Under the agency's Brownfields Program, environmental consultants contracted by EPA will perform the assessments - costing about $75,000 each - to determine the nature and extent of contamination on the properties, and to estimate the costs of cleaning up the site for redevelopment. The assessments are scheduled to begin in April and take about eight to 10 months.

EPA New England's Brownfields Program has invested $3 million in assessing brownfield sites throughout New England, including $974,000 in Connecticut, since February 1999. This money has helped communities restore and develop contaminated urban properties across New England, leading to the creation of thousands of jobs and generating millions of dollars in income and tax revenue. This brings to $9.3 million the amount EPA has invested to date in brownfields in Connecticut.

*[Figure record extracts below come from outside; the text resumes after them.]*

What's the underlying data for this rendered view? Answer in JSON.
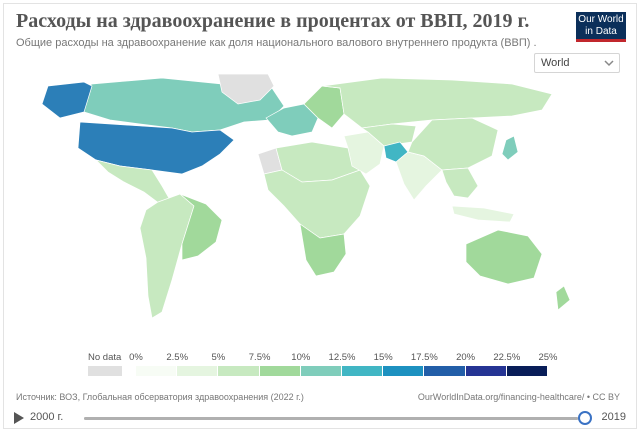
{
  "header": {
    "title": "Расходы на здравоохранение в процентах от ВВП, 2019 г.",
    "subtitle": "Общие расходы на здравоохранение как доля национального валового внутреннего продукта (ВВП) ."
  },
  "logo": {
    "line1": "Our World",
    "line2": "in Data"
  },
  "entity_selector": {
    "value": "World"
  },
  "legend": {
    "no_data_label": "No data",
    "ticks": [
      "0%",
      "2.5%",
      "5%",
      "7.5%",
      "10%",
      "12.5%",
      "15%",
      "17.5%",
      "20%",
      "22.5%",
      "25%"
    ],
    "colors": [
      "#f7fcf5",
      "#e5f5e0",
      "#c7e9c0",
      "#a1d99b",
      "#7fcdbb",
      "#41b6c4",
      "#1d91c0",
      "#225ea8",
      "#253494",
      "#081d58"
    ]
  },
  "footer": {
    "source": "Источник: ВОЗ, Глобальная обсерватория здравоохранения (2022 г.)",
    "link": "OurWorldInData.org/financing-healthcare/ • CC BY"
  },
  "timeline": {
    "start": "2000 г.",
    "end": "2019"
  },
  "map_regions": [
    {
      "name": "canada",
      "fill": "#7fcdbb"
    },
    {
      "name": "united-states",
      "fill": "#2c7fb8"
    },
    {
      "name": "alaska",
      "fill": "#2c7fb8"
    },
    {
      "name": "greenland",
      "fill": "#e0e0e0"
    },
    {
      "name": "mexico-central-america",
      "fill": "#c7e9c0"
    },
    {
      "name": "south-america",
      "fill": "#c7e9c0"
    },
    {
      "name": "brazil",
      "fill": "#a1d99b"
    },
    {
      "name": "western-europe",
      "fill": "#7fcdbb"
    },
    {
      "name": "eastern-europe",
      "fill": "#a1d99b"
    },
    {
      "name": "russia",
      "fill": "#c7e9c0"
    },
    {
      "name": "north-africa",
      "fill": "#c7e9c0"
    },
    {
      "name": "western-sahara",
      "fill": "#e0e0e0"
    },
    {
      "name": "sub-saharan-africa",
      "fill": "#c7e9c0"
    },
    {
      "name": "southern-africa",
      "fill": "#a1d99b"
    },
    {
      "name": "middle-east",
      "fill": "#e5f5e0"
    },
    {
      "name": "central-asia",
      "fill": "#c7e9c0"
    },
    {
      "name": "afghanistan",
      "fill": "#41b6c4"
    },
    {
      "name": "south-asia",
      "fill": "#e5f5e0"
    },
    {
      "name": "china",
      "fill": "#c7e9c0"
    },
    {
      "name": "japan",
      "fill": "#7fcdbb"
    },
    {
      "name": "southeast-asia",
      "fill": "#c7e9c0"
    },
    {
      "name": "indonesia",
      "fill": "#e5f5e0"
    },
    {
      "name": "australia",
      "fill": "#a1d99b"
    },
    {
      "name": "new-zealand",
      "fill": "#a1d99b"
    }
  ]
}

Similar Brownfields site assessment awards have been central to redeveloping abandoned sites throughout New England. In Somerville, a site assessment helped achieve the $14 million redevelopment of an abandoned industrial building that became home this year to an assisted living facility operated by the Visiting Nurses Association. The development created 45 new jobs in Somerville and filled a vital community need. EPA funding for a site assessment of the former Post Office Square in Lowell was essential for the clean-up and redevelopment of this property, which is the new home of the 6,000-seat Paul E. Tsongas Sports Arena.

Other assessment grants were given to Worcester, Lawrence and Fall River, Mass.; Lewiston, Maine, and Montpelier, Vermont.